Santa is going to make his rounds this year, but instead of down the chimney, the gifts are coming via e-commerce delivery — and don’t look for lots of high-priced fashions under the tree.
The National Retail Federation released its much-watched holiday forecast Monday, predicting overall sales this season would grow between 3.6 percent and 5.2 percent to a range of $755.3 billion to $766.7 billion.
But all of that growth — which tops the five-year average of 3.5 percent — is coming from the web as people continue to shy away from stores amid the coronavirus pandemic.
Nonstore sales, dominated by the web, are expected to increase between 20 percent and 30 percent, for a total haul of $202.5 billion to $218.4 billion.
Without the web, brick-and-mortar sales are seen falling 1.4 percent to 2.2 percent.

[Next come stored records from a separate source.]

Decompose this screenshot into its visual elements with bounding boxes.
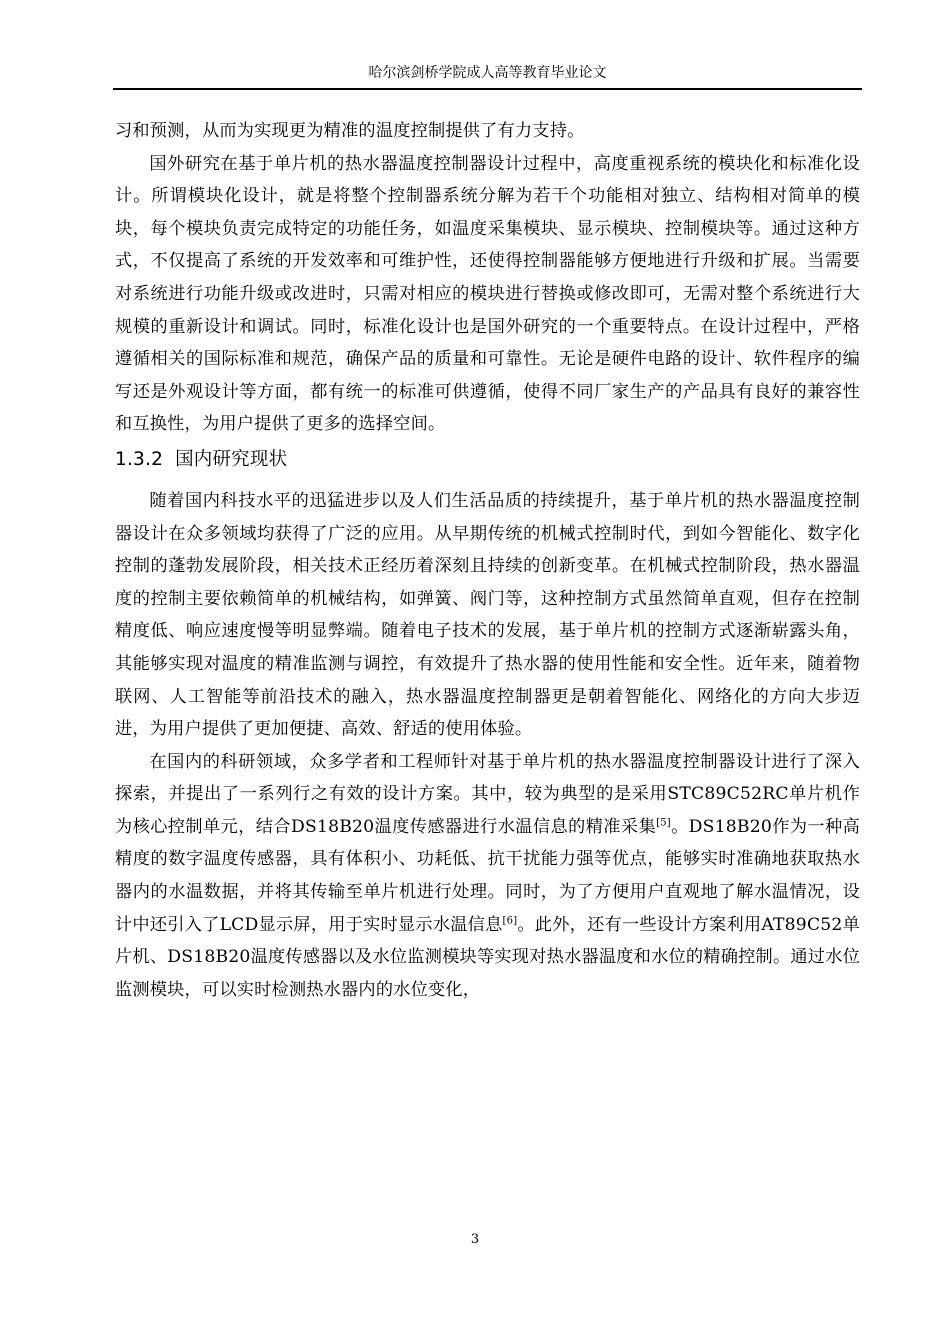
section-number: 1.3.2 — [115, 448, 164, 470]
body-text — [115, 115, 860, 1006]
citation-ref: [5] — [656, 817, 671, 829]
paragraph-text-segment: 在国内的科研领域，众多学者和工程师针对基于单片机的热水器温度控制器设计进行了深入探索，并提出了一系列行之有效的设计方案。其中，较为典型的是采用STC89C52RC单片机作为核心控制单元，结合DS18B20温度传感器进行水温信息的精准采集 — [115, 751, 860, 837]
paragraph-text-segment: 。DS18B20作为一种高精度的数字温度传感器，具有体积小、功耗低、抗干扰能力强等优点，能够实时准确地获取热水器内的水温数据，并将其传输至单片机进行处理。同时，为了方便用户直观地了解水温情况，设计中还引入了LCD显示屏，用于实时显示水温信息 — [115, 816, 861, 935]
paragraph-text-segment: 。此外，还有一些设计方案利用AT89C52单片机、DS18B20温度传感器以及水位监测模块等实现对热水器温度和水位的精确控制。通过水位监测模块，可以实时检测热水器内的水位变化， — [115, 914, 860, 1000]
page-number: 3 — [470, 1232, 480, 1247]
paragraph-domestic-designs — [115, 746, 860, 1007]
section-heading — [115, 447, 860, 473]
header-rule — [113, 88, 862, 90]
page-header: 哈尔滨剑桥学院成人高等教育毕业论文 — [368, 65, 607, 81]
section-title: 国内研究现状 — [175, 448, 288, 470]
paragraph-domestic-overview: 随着国内科技水平的迅猛进步以及人们生活品质的持续提升，基于单片机的热水器温度控制器设计在众多领域均获得了广泛的应用。从早期传统的机械式控制时代，到如今智能化、数字化控制的蓬勃发展阶段，相关技术正经历着深刻且持续的创新变革。在机械式控制阶段，热水器温度的控制主要依赖简单的机械结构，如弹簧、阀门等，这种控制方式虽然简单直观，但存在控制精度低、响应速度慢等明显弊端。随着电子技术的发展，基于单片机的控制方式逐渐崭露头角，其能够实现对温度的精准监测与调控，有效提升了热水器的使用性能和安全性。近年来，随着物联网、人工智能等前沿技术的融入，热水器温度控制器更是朝着智能化、网络化的方向大步迈进，为用户提供了更加便捷、高效、舒适的使用体验。 — [115, 490, 860, 740]
citation-ref: [6] — [502, 914, 518, 926]
paragraph-continuation: 习和预测，从而为实现更为精准的温度控制提供了有力支持。 — [115, 121, 585, 141]
paragraph-foreign-research: 国外研究在基于单片机的热水器温度控制器设计过程中，高度重视系统的模块化和标准化设计。所谓模块化设计，就是将整个控制器系统分解为若干个功能相对独立、结构相对简单的模块，每个模块负责完成特定的功能任务，如温度采集模块、显示模块、控制模块等。通过这种方式，不仅提高了系统的开发效率和可维护性，还使得控制器能够方便地进行升级和扩展。当需要对系统进行功能升级或改进时，只需对相应的模块进行替换或修改即可，无需对整个系统进行大规模的重新设计和调试。同时，标准化设计也是国外研究的一个重要特点。在设计过程中，严格遵循相关的国际标准和规范，确保产品的质量和可靠性。无论是硬件电路的设计、软件程序的编写还是外观设计等方面，都有统一的标准可供遵循，使得不同厂家生产的产品具有良好的兼容性和互换性，为用户提供了更多的选择空间。 — [115, 153, 860, 435]
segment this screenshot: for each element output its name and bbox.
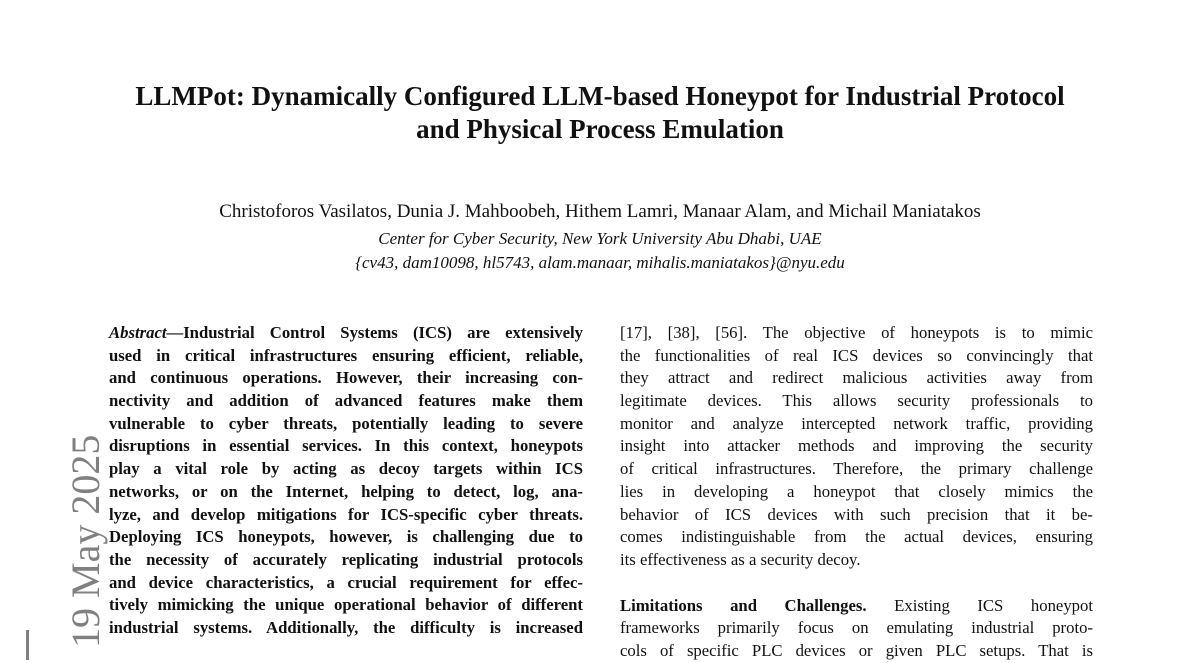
body-line: legitimate devices. This allows security professionals to bbox=[620, 391, 1093, 411]
author-list: Christoforos Vasilatos, Dunia J. Mahboobeh, Hithem Lamri, Manaar Alam, and Michail Maniatakos bbox=[219, 201, 981, 222]
abstract-line: used in critical infrastructures ensuring efficient, reliable, bbox=[109, 345, 583, 365]
abstract-line bbox=[109, 322, 583, 345]
body-line bbox=[620, 595, 1093, 618]
body-line: comes indistinguishable from the actual devices, ensuring bbox=[620, 527, 1093, 547]
abstract-line: disruptions in essential services. In this context, honeypots bbox=[109, 436, 583, 456]
abstract-text: Industrial Control Systems (ICS) are extensively bbox=[183, 323, 583, 342]
arxiv-divider bbox=[26, 630, 29, 660]
body-line: [17], [38], [56]. The objective of honeypots is to mimic bbox=[620, 323, 1093, 342]
author-emails: {cv43, dam10098, hl5743, alam.manaar, mihalis.maniatakos}@nyu.edu bbox=[355, 253, 845, 272]
body-line: lies in developing a honeypot that closely mimics the bbox=[620, 481, 1093, 501]
abstract-line: lyze, and develop mitigations for ICS-specific cyber threats. bbox=[109, 504, 583, 524]
body-line: cols of specific PLC devices or given PLC setups. That is bbox=[620, 640, 1093, 660]
abstract-dash: — bbox=[166, 323, 184, 342]
abstract-line: tively mimicking the unique operational behavior of different bbox=[109, 595, 583, 615]
abstract-label: Abstract bbox=[109, 323, 167, 342]
body-text: Existing ICS honeypot bbox=[866, 595, 1093, 615]
abstract-line: networks, or on the Internet, helping to detect, log, ana- bbox=[109, 481, 583, 501]
body-line: its effectiveness as a security decoy. bbox=[620, 549, 861, 569]
body-column bbox=[620, 322, 1093, 663]
affiliation: Center for Cyber Security, New York University Abu Dhabi, UAE bbox=[378, 229, 822, 248]
body-line: the functionalities of real ICS devices so convincingly that bbox=[620, 345, 1093, 365]
title-line: LLMPot: Dynamically Configured LLM-based Honeypot for Industrial Protocol bbox=[135, 81, 1065, 111]
body-line: behavior of ICS devices with such precision that it be- bbox=[620, 504, 1093, 524]
paragraph-gap bbox=[620, 572, 1093, 595]
title-line: and Physical Process Emulation bbox=[416, 114, 784, 144]
abstract-column bbox=[109, 322, 583, 640]
abstract-line: the necessity of accurately replicating industrial protocols bbox=[109, 549, 583, 569]
arxiv-stamp bbox=[0, 400, 108, 660]
body-line: frameworks primarily focus on emulating industrial proto- bbox=[620, 618, 1093, 638]
abstract-line: nectivity and addition of advanced features make them bbox=[109, 391, 583, 411]
abstract-line: Deploying ICS honeypots, however, is challenging due to bbox=[109, 527, 583, 547]
body-line: they attract and redirect malicious activities away from bbox=[620, 368, 1093, 388]
abstract-line: industrial systems. Additionally, the difficulty is increased bbox=[109, 617, 583, 637]
abstract-line: and device characteristics, a crucial requirement for effec- bbox=[109, 572, 583, 592]
abstract-line: and continuous operations. However, their increasing con- bbox=[109, 368, 583, 388]
paper-title bbox=[100, 80, 1100, 146]
body-line: insight into attacker methods and improving the security bbox=[620, 436, 1093, 456]
abstract-line: vulnerable to cyber threats, potentially leading to severe bbox=[109, 413, 583, 433]
arxiv-date: 19 May 2025 bbox=[63, 434, 108, 648]
body-line: of critical infrastructures. Therefore, the primary challenge bbox=[620, 459, 1093, 479]
abstract-line: play a vital role by acting as decoy targets within ICS bbox=[109, 459, 583, 479]
body-line: monitor and analyze intercepted network traffic, providing bbox=[620, 413, 1093, 433]
section-heading: Limitations and Challenges. bbox=[620, 595, 867, 615]
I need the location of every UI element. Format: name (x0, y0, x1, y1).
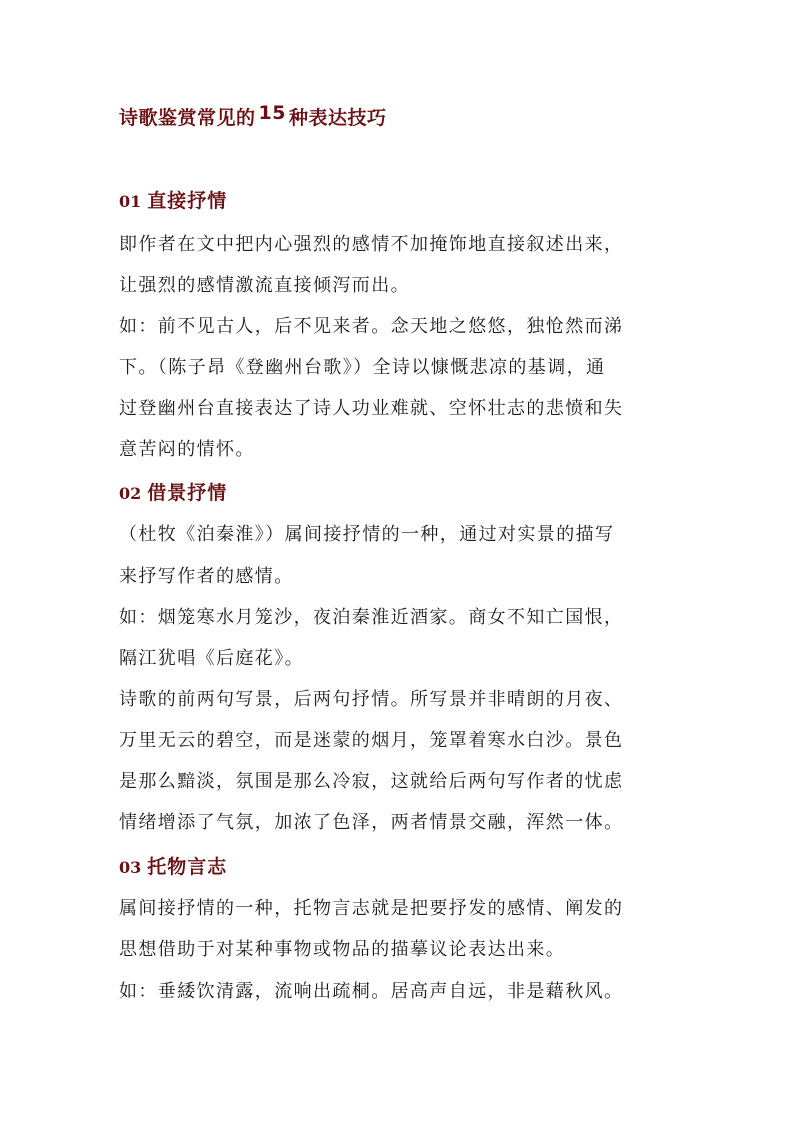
paragraph-line: 万里无云的碧空，而是迷蒙的烟月，笼罩着寒水白沙。景色 (119, 730, 624, 751)
section-number: 03 (119, 858, 142, 877)
title-number: 15 (258, 102, 286, 124)
section-number: 02 (119, 484, 142, 503)
paragraph-line: 是那么黯淡，氛围是那么冷寂，这就给后两句写作者的忧虑 (119, 771, 624, 792)
paragraph-line: 如：垂緌饮清露，流响出疏桐。居高声自远，非是藉秋风。 (119, 981, 624, 1002)
paragraph-line: 过登幽州台直接表达了诗人功业难就、空怀壮志的悲愤和失 (119, 398, 624, 419)
paragraph-line: 意苦闷的情怀。 (119, 439, 255, 460)
paragraph-line: 即作者在文中把内心强烈的感情不加掩饰地直接叙述出来， (119, 234, 624, 255)
section-title: 直接抒情 (147, 190, 228, 212)
paragraph-line: 来抒写作者的感情。 (119, 566, 294, 587)
section-title: 借景抒情 (147, 482, 228, 504)
paragraph-line: 如：烟笼寒水月笼沙，夜泊秦淮近酒家。商女不知亡国恨， (119, 607, 624, 628)
paragraph-line: 诗歌的前两句写景，后两句抒情。所写景并非晴朗的月夜、 (119, 689, 624, 710)
title-suffix: 种表达技巧 (288, 107, 387, 129)
paragraph-line: 属间接抒情的一种，托物言志就是把要抒发的感情、阐发的 (119, 898, 624, 919)
section-heading-01 (119, 188, 227, 215)
section-heading-03 (119, 854, 227, 881)
section-heading-02 (119, 480, 227, 507)
document-title (119, 103, 386, 130)
paragraph-line: 隔江犹唱《后庭花》。 (119, 648, 304, 669)
section-title: 托物言志 (147, 856, 228, 878)
section-number: 01 (119, 192, 142, 211)
paragraph-line: 让强烈的感情激流直接倾泻而出。 (119, 275, 410, 296)
paragraph-line: 下。（陈子昂《登幽州台歌》）全诗以慷慨悲凉的基调，通 (119, 357, 606, 378)
title-prefix: 诗歌鉴赏常见的 (119, 107, 256, 129)
paragraph-line: 如：前不见古人，后不见来者。念天地之悠悠，独怆然而涕 (119, 316, 624, 337)
paragraph-line: 情绪增添了气氛，加浓了色泽，两者情景交融，浑然一体。 (119, 812, 624, 833)
paragraph-line: 思想借助于对某种事物或物品的描摹议论表达出来。 (119, 939, 566, 960)
paragraph-line: （杜牧《泊秦淮》）属间接抒情的一种，通过对实景的描写 (119, 524, 615, 545)
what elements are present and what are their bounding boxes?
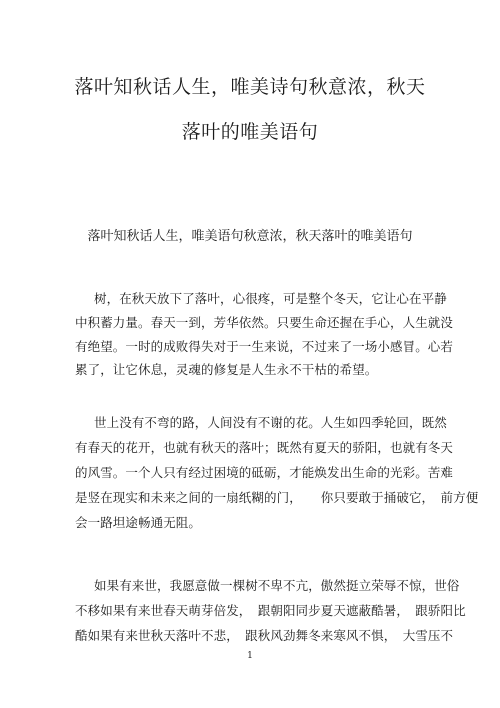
paragraph-3-line-1: 如果有来世，我愿意做一棵树不卑不亢，傲然挺立荣辱不惊，世俗	[94, 578, 460, 593]
page-number: 1	[247, 651, 253, 661]
document-subtitle: 落叶知秋话人生，唯美语句秋意浓，秋天落叶的唯美语句	[87, 229, 413, 244]
document-title-line-1: 落叶知秋话人生，唯美诗句秋意浓，秋天	[74, 76, 426, 98]
paragraph-1-line-4: 累了，让它休息，灵魂的修复是人生永不干枯的希望。	[75, 362, 378, 377]
paragraph-2-line-3: 的风雪。一个人只有经过困境的砥砺，才能焕发出生命的光彩。苦难	[75, 465, 454, 480]
paragraph-2-line-1: 世上没有不弯的路，人间没有不谢的花。人生如四季轮回，既然	[94, 415, 447, 430]
paragraph-1-line-2: 中积蓄力量。春天一到，芳华依然。只要生命还握在手心，人生就没	[75, 315, 454, 330]
paragraph-2-line-4: 是竖在现实和未来之间的一扇纸糊的门， 你只要敢于捅破它， 前方便	[75, 490, 479, 505]
paragraph-2-line-2: 有春天的花开，也就有秋天的落叶；既然有夏天的骄阳，也就有冬天	[75, 440, 454, 455]
paragraph-1-line-3: 有绝望。一时的成败得失对于一生来说，不过来了一场小感冒。心若	[75, 339, 454, 354]
paragraph-2-line-5: 会一路坦途畅通无阻。	[75, 515, 202, 530]
paragraph-3-line-2: 不移如果有来世春天萌芽倍发， 跟朝阳同步夏天遮蔽酷暑， 跟骄阳比	[75, 603, 466, 618]
document-title-line-2: 落叶的唯美语句	[181, 121, 319, 143]
paragraph-1-line-1: 树，在秋天放下了落叶，心很疼，可是整个冬天，它让心在平静	[94, 291, 447, 306]
paragraph-3-line-3: 酷如果有来世秋天落叶不悲， 跟秋风劲舞冬来寒风不惧， 大雪压不	[75, 628, 454, 643]
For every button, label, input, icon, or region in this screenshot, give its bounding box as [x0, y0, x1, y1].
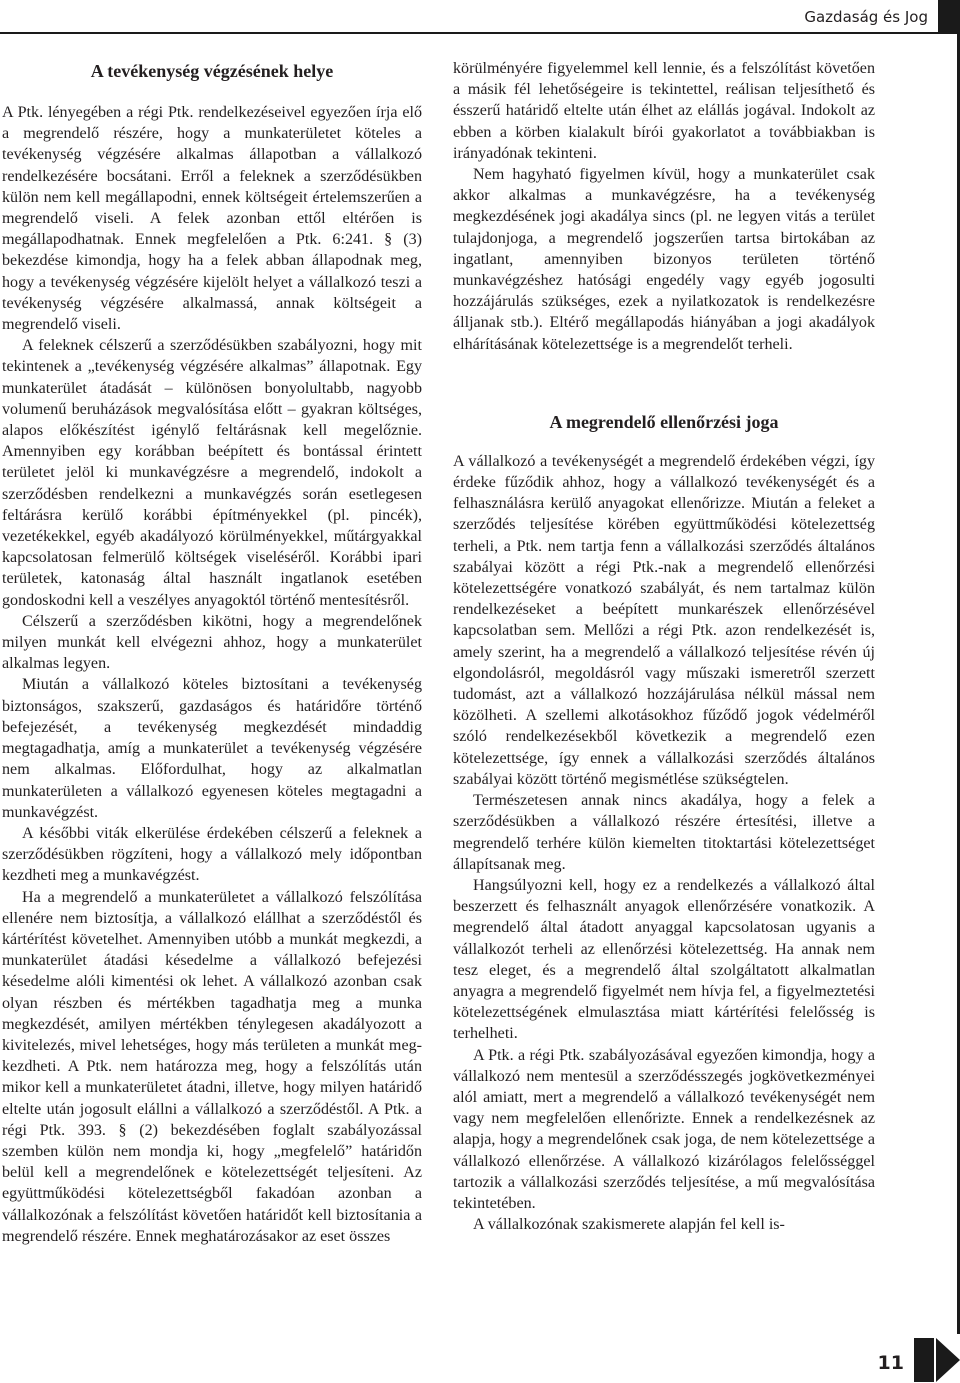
paragraph: A vállalkozónak szakismerete alapján fel kell is-: [473, 1216, 785, 1234]
paragraph: A Ptk. lényegében a régi Ptk. rendelkezéseivel egyezően írja elő a megrendelő részére, hogy a munkaterületet köteles a tevékenység végzésére alkalmas állapotban a vállalkozó rendelkezésére bocsátani. Erről a feleknek a szerződésükben külön nem kell megállapodni, ennek költségeit értelemszerűen a megrendelő viseli. A felek azonban ettől eltérően is megállapodhatnak. Ennek megfelelően a Ptk. 6:241. § (3) bekezdése kimondja, hogy ha a felek abban állapodnak meg, hogy a tevékenység végzésére kijelölt helyet a vállalkozó teszi a tevékenység végzésére alkalmassá, annak költségeit a megrendelő viseli.: [2, 104, 422, 334]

A separate outlook from Customer Growth Partners was even more bullish overall, seeing a 5.8 percent gain, but weakness in apparel-related categories with less costly “comfy and casual” styles ruling the work from home world. The Customer Growth Partners’ crystal ball has apparel specialty store sales falling 13.5 percent while department stores will drop 11 percent. The categories perking up include home improvement (up 8.9 percent), sporting goods/toys (8.5 percent), consumer electronics (8.1 percent) and food and beverage (3.5 percent).
There are also concerns all around about just how long the spending will continue into the New Year as consumers hunker down for the winter and try to wait out the pandemic without the motivations of the holiday season.
The NRF forecast, which covers all of retail outside of automobiles, gasoline and restaurants, comes a month late this year given myriad uncertainties for both retailers and consumers — from rules on which stores can stay open where to when and if additional fiscal stimulus will be coming to shoppers from Washington.
Matthew Shay, president and chief executive officer of the NRF, told reporters on a conference call on Monday that this would be “a holiday season like no other,” but that retailers are prepared to operate safely in the pandemic, in many cases exceeding local regulations.
Shay noted that consumers have responded “very positively” to holidays during the pandemic — from Mother’s Day to the Fourth of July — with many looking for “opportunities to celebrate.”
He also reiterated his pitch to keep stores open through the pandemic, with the appropriate safety measures and pointed to the mammoth retail workforce.
“Those 52 million jobs, they’re all essential,” Shay said.
The NRF’s projection factors in both psychological and economic foundations that should support growth, but also comes with a big COVID-19 caveat.
Jack Kleinhenz, the trade group’s chief economist, made the case for why consumer will keep spending.
He pointed to the record savings; less spending on travel, dining and entertainment; the wealth effect from rising home prices; lower debt loads; cooler weather in the north, and a general desire to make up for a bad year.
“We owe it to our family to have a better than normal holiday season,” Kleinhenz said, summing up the attitude of at least some consumers.
And there’s light at the end of the tunnel. Kleinhenz pointed to optimism around the growing number of vaccines nearing approval.
But he also noted, “There’s a long shadow over many of the positive elements…that includes the surging virus and the expiring government support. This could pump the brakes on momentum and have a consequence to spending. We do believe that there is energy in spending throughout the end of the year. Rising cases could set the recovery into reverse.”
Customer Growth Partners also pointed to solid economic fundamentals, despite the epic pandemic recession and crushing unemployment that is clamping down on so many.
The group singled out solid disposable income, up 5.4 percent year-over-year; healthy household balance sheets; strong personal savings for many, and the renewed focus on goods over services during the pandemic.
“After the COVID-19 store closures crushed sales by 12 percent in April, traffic and sales have rebounded ever since, culminating in the most recent actual data from the six mega-retailers that account for almost 30 percent of all U.S. retail sales,” said Johnson, president of Customer Growth Partners. “The steep 18.5 percent jump in combined third-quarter sales of these retailers (Amazon, Costco, Home Depot, Lowe’s, Target, Walmart) shows that consumers are out and buying — like they haven’t been in over a year.”
Even if that does continue through the holidays, 2021 is still a question mark.
“The key question is how sustainable the growth will be going forward, given the remarkable strength of household finances — and the uncertain pace of COVID-19, particularly on employment growth,” Johnson said. “But if the economy can generate at least the current monthly rate of 660,000 new jobs — retail spending is poised to expand in 2021 at about a healthy 5-plus percent.”